地中海の島国キプロスの金融財政危機が世界を揺るがせた。難航の末、ユーロ圏からキプロスへの金融支援で収束には向かいそうだ。その場しのぎの危機対応を、欧州はいつまで続けるつもりか。
アベノミクス効果で沸く日本の株価も一時急落させたキプロス問題。欧州の小国の危機が地球規模で混乱を巻き起こす構図はギリシャ問題と同じだ。「なぜ」「またか」と疑問を感じた人も多いだろう。根っこにあるのは、共通通貨ユーロが抱える矛盾と、それゆえ危機がくすぶり続ける脆弱(ぜいじゃく)な欧州経済である。
キプロスは二大銀行を再編してユーロ圏から最大百億ユーロ(約一兆二千億円)の支援を受けることで、とりあえず財政破綻とユーロ離脱の事態は回避された。しかし、代償はあまりに大きかった。
それは、支援の条件として二大銀行の十万ユーロ(約千二百万円)を超える大口預金者に負担を強いる「特例措置」が取られたことだ。負担は30〜40%もの預金カットといわれる。ギリシャ危機でも同国の国債を持つ民間銀行に「借金棒引き」を強制するという「特例」の前例があり、その場しのぎの対応が繰り返されたのである。今後も危機のたびに理不尽な特例が続くのではないかと、不安や疑念を増幅させた罪は重い。
キプロスはユーロ圏の0・2%に満たない経済規模で観光と金融業が国を支え、特に金融は低い税率や緩い規制でタックスヘイブン(租税回避地)のようにして発達。歴史の接点が多いロシアの企業や富裕層の大口預金が集まった。
銀行界の資産規模は国内総生産(GDP)の七倍以上にまで膨らみ、その多くが隣国で関係が深いギリシャの国債や投融資だった。
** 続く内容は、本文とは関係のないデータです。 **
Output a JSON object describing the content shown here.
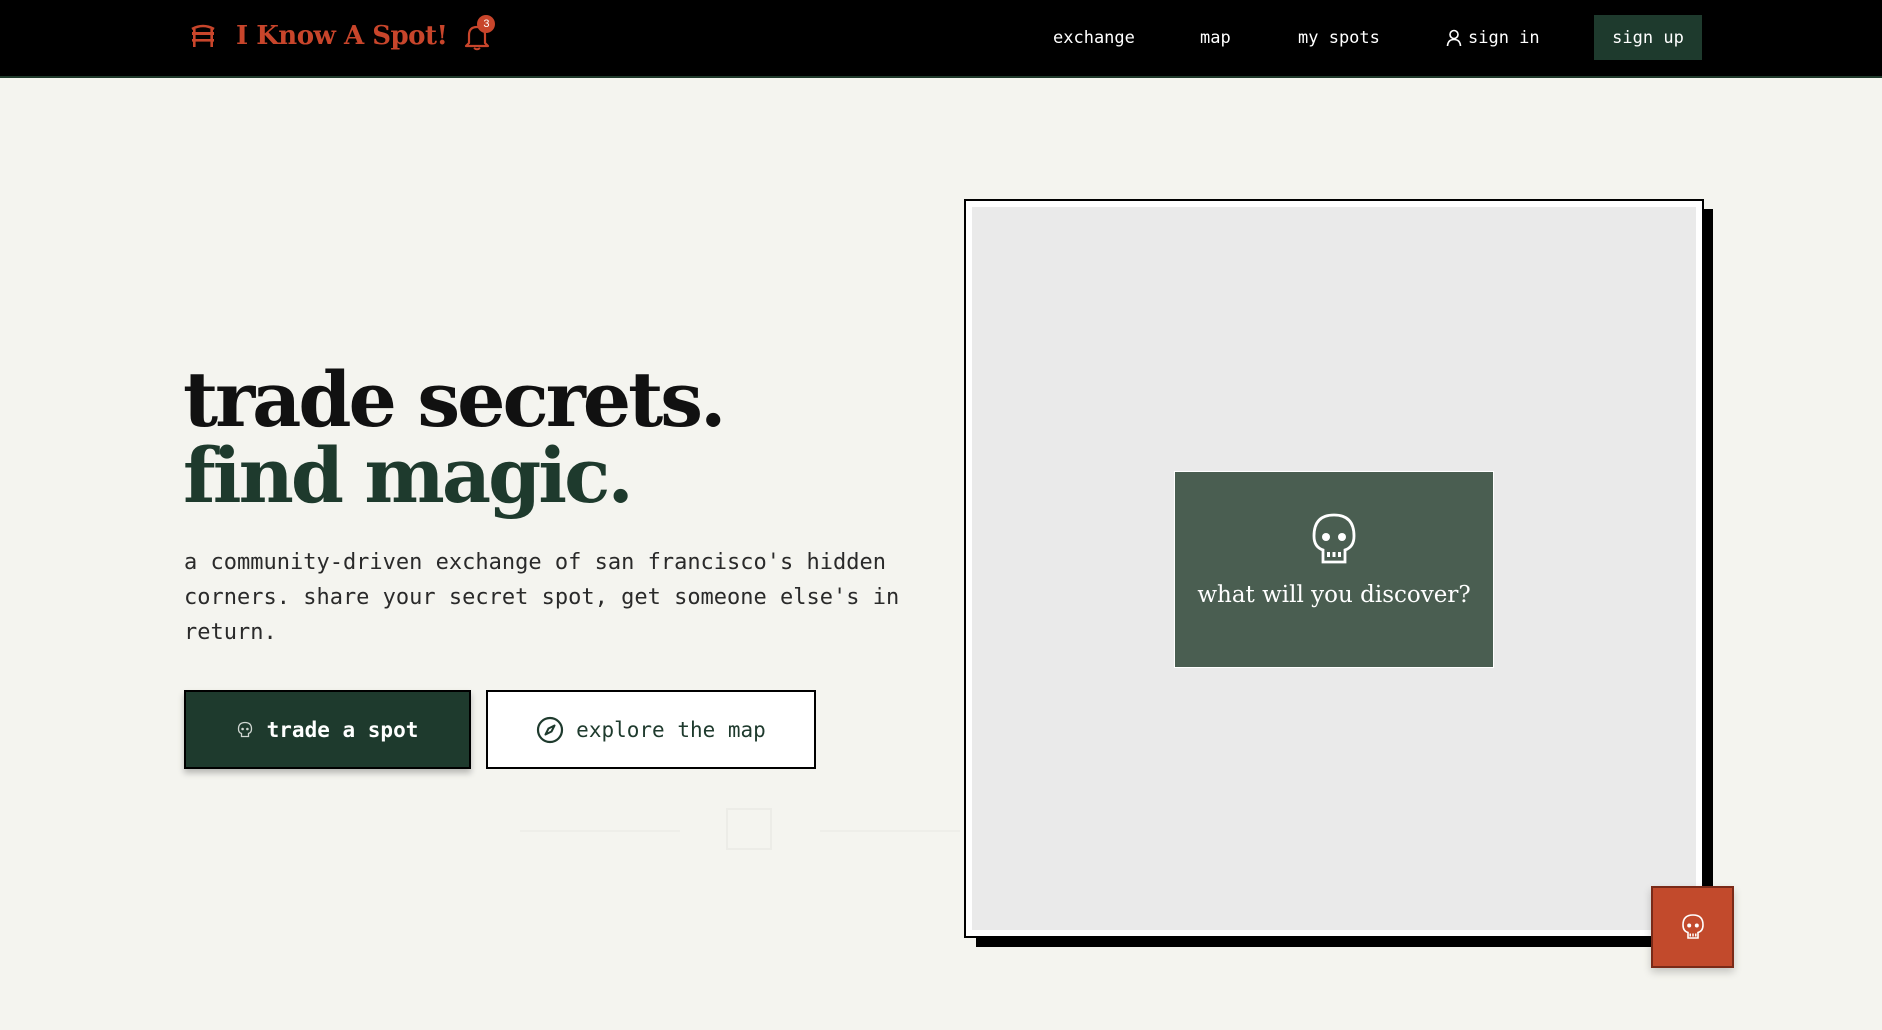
{
  "header": {
    "brand_name": "I Know A Spot!",
    "logo_icon": "bench-icon",
    "notification_count": "3",
    "nav": {
      "exchange": "exchange",
      "map": "map",
      "my_spots": "my spots",
      "sign_in": "sign in",
      "sign_up": "sign up"
    }
  },
  "hero": {
    "title_line1": "trade secrets.",
    "title_line2": "find magic.",
    "description": "a community-driven exchange of san francisco's hidden corners. share your secret spot, get someone else's in return.",
    "primary_button": "trade a spot",
    "secondary_button": "explore the map"
  },
  "card": {
    "prompt": "what will you discover?"
  },
  "colors": {
    "accent": "#c8452b",
    "primary_green": "#1e3a2d",
    "card_green": "#4a5e51",
    "background": "#f4f4ef"
  }
}
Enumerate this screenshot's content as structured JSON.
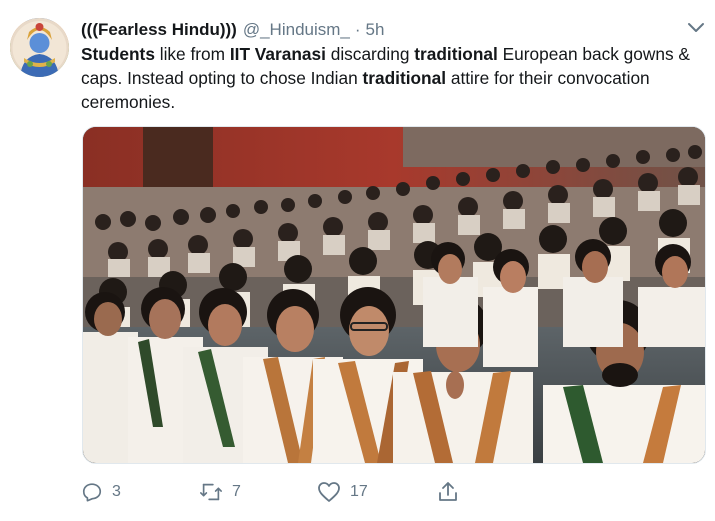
{
  "tweet": {
    "display_name": "(((Fearless Hindu)))",
    "handle": "@_Hinduism_",
    "separator": "·",
    "time": "5h",
    "text_parts": {
      "p1_bold": "Students",
      "p2": " like from ",
      "p3_bold": "IIT Varanasi",
      "p4": " discarding ",
      "p5_bold": "traditional",
      "p6": " European back gowns & caps. Instead opting to chose Indian ",
      "p7_bold": "traditional",
      "p8": " attire for their convocation ceremonies."
    },
    "image_alt": "Students in a convocation hall wearing white kurtas with traditional stoles"
  },
  "actions": {
    "reply_count": "3",
    "retweet_count": "7",
    "like_count": "17"
  },
  "icons": {
    "avatar": "avatar-image",
    "caret": "chevron-down-icon",
    "reply": "reply-icon",
    "retweet": "retweet-icon",
    "like": "heart-icon",
    "share": "share-icon"
  },
  "colors": {
    "text": "#14171a",
    "secondary": "#657786",
    "border": "#e1e8ed"
  }
}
それが不良債権化し銀行危機に陥ったが、国家財政では救済する余力がなかった。同様に金融立国の小国で経済規模に占める金融業の割合が高いルクセンブルクやマルタも「対岸の火事」で済ますことはできないであろう。
ユーロ圏で経済規模が二〜五位で頭文字をとると「FISH(フィッシュ)」となるフランス、イタリア、スペイン、オランダの不況も深刻化するなど危機拡散の火種がくすぶっている。
小康状態になると危機対策の手を緩めるのがEU病だ。長引く欧州危機を収束するには、通貨は共通なのに銀行監督や財政は国ごとという矛盾の解消に向け、統合一元化の枠組みを進めるしかない。